„Der nubische Prinz“ von Juan Bonilla

Mein Job war es, Leben zu retten. So einfach war das. Sie werden denken, ich übertreibe, oder dass ich mich wichtig machen möchte: das ist Ihr gutes Recht, doch tatsächlich bezahlte man mich dafür, Leben zu retten, und je mehr Leben ich rettete, desto reicher wurde ich. Damals war mein Leben wie eine Tennispartie: einer der Spieler blieb immer zu Hause, in dem Wohnzimmer mit dem riesigen Fernseher, in der Dunkelkammer, wo die Tage beim Entwickeln von Fotos nur so verflogen, in dem Viertel also, in dem ich alles hatte, was ich zum Glücklichsein brauchte – die Bar, in der ich gemütlich und in aller Ruhe frühstückte, eine kleine Buchhandlung, in der ich mich mit interessanten Büchern eindecken konnte, ein Obstladen unter der Fuchtel einer Matrone mit Strahlebacken, die mir immer die besten Weintrauben und die saftigsten Pfirsiche zurücklegte, ein Friseursalon, wo ich mich ein paar Mal pro Woche rasieren ließ, und sogar ein Cybercafé, in dem ich stundenlang im Internet surfte. Der andere Spieler bewegte sich über den halben Kontinent, in dem Revier, das man mir zugeteilt hatte. Er reiste an die Küsten von Cádiz und bis nach Sizilien. Normalerweise bestimmte ich selbst, wo dieser Spieler sich befand, doch manchmal entschieden die Umstände für mich: wenn eine große Schiffsladung Albaner in Brindisi ankam, musste ich schnell nach Rom fliegen und dort ein Auto mieten, um in die Stadt zu gelangen, in der mich der zweite Spieler meiner Tennispartie erwartete.

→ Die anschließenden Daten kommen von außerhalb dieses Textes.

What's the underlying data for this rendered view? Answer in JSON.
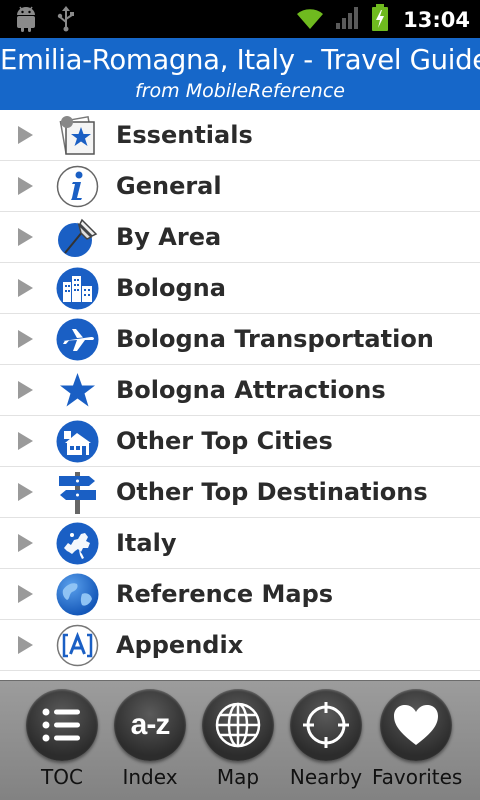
{
  "status_bar": {
    "time": "13:04",
    "icons": [
      "android-icon",
      "usb-icon",
      "wifi-icon",
      "signal-icon",
      "battery-charging-icon"
    ]
  },
  "header": {
    "title": "Emilia-Romagna, Italy - Travel Guide",
    "subtitle": "from MobileReference",
    "background_color": "#1667c9"
  },
  "toc": {
    "items": [
      {
        "label": "Essentials",
        "icon": "essentials-icon"
      },
      {
        "label": "General",
        "icon": "info-icon"
      },
      {
        "label": "By Area",
        "icon": "pushpin-icon"
      },
      {
        "label": "Bologna",
        "icon": "city-buildings-icon"
      },
      {
        "label": "Bologna Transportation",
        "icon": "airplane-icon"
      },
      {
        "label": "Bologna Attractions",
        "icon": "star-icon"
      },
      {
        "label": "Other Top Cities",
        "icon": "house-icon"
      },
      {
        "label": "Other Top Destinations",
        "icon": "signpost-icon"
      },
      {
        "label": "Italy",
        "icon": "europe-map-icon"
      },
      {
        "label": "Reference Maps",
        "icon": "globe-icon"
      },
      {
        "label": "Appendix",
        "icon": "appendix-bracket-icon"
      }
    ]
  },
  "toolbar": {
    "items": [
      {
        "label": "TOC",
        "icon": "list-icon"
      },
      {
        "label": "Index",
        "icon": "a-z-icon",
        "icon_text": "a-z"
      },
      {
        "label": "Map",
        "icon": "globe-grid-icon"
      },
      {
        "label": "Nearby",
        "icon": "crosshair-icon"
      },
      {
        "label": "Favorites",
        "icon": "heart-icon"
      }
    ]
  }
}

Worin bestand dein Job?, werden Sie jetzt vielleicht fragen. Was sollen wir uns darunter vorstellen, Leben zu retten? Nun gut, ich rettete keine Leben in dem Sinne, wie es Feuerwehrleute oder Rettungsschwimmer tun: sie retten eigentlich nichts weiter als Körper. Ich jedenfalls habe noch keinen Feuerwehrmann erlebt, der einem Bürger, nachdem er ihn aus den Flammen befreit hat, ein neues, besseres Leben versprochen hätte, eine Rettung, die über die Feuerleiter hinausginge, über die er ihn bis zur Straße und zum Erste-Hilfe-Wagen geschleppt hat. Ich kenne keinen Rettungsschwimmer, der dem halb ertrunkenen Badenden nach der Mund-zu-Mund-Beatmung vorgeschlagen hätte: heirate mich. Mein Job bestand darin, nach Schönheit zu suchen, die Hände in den Schlamm zu stecken und Schmuckstücke herauszuziehen, die ich reinigte, anständig herrichtete und vorbereitete, damit sie den Preis einstreichen konnten, den sie verdienten. Ich reiste dorthin, wo das Elend solche Kleinodien versteckt hielt. Mit unerschöpflicher Geduld stöberte ich sie auf und barg sie. Das nenne ich Leben retten.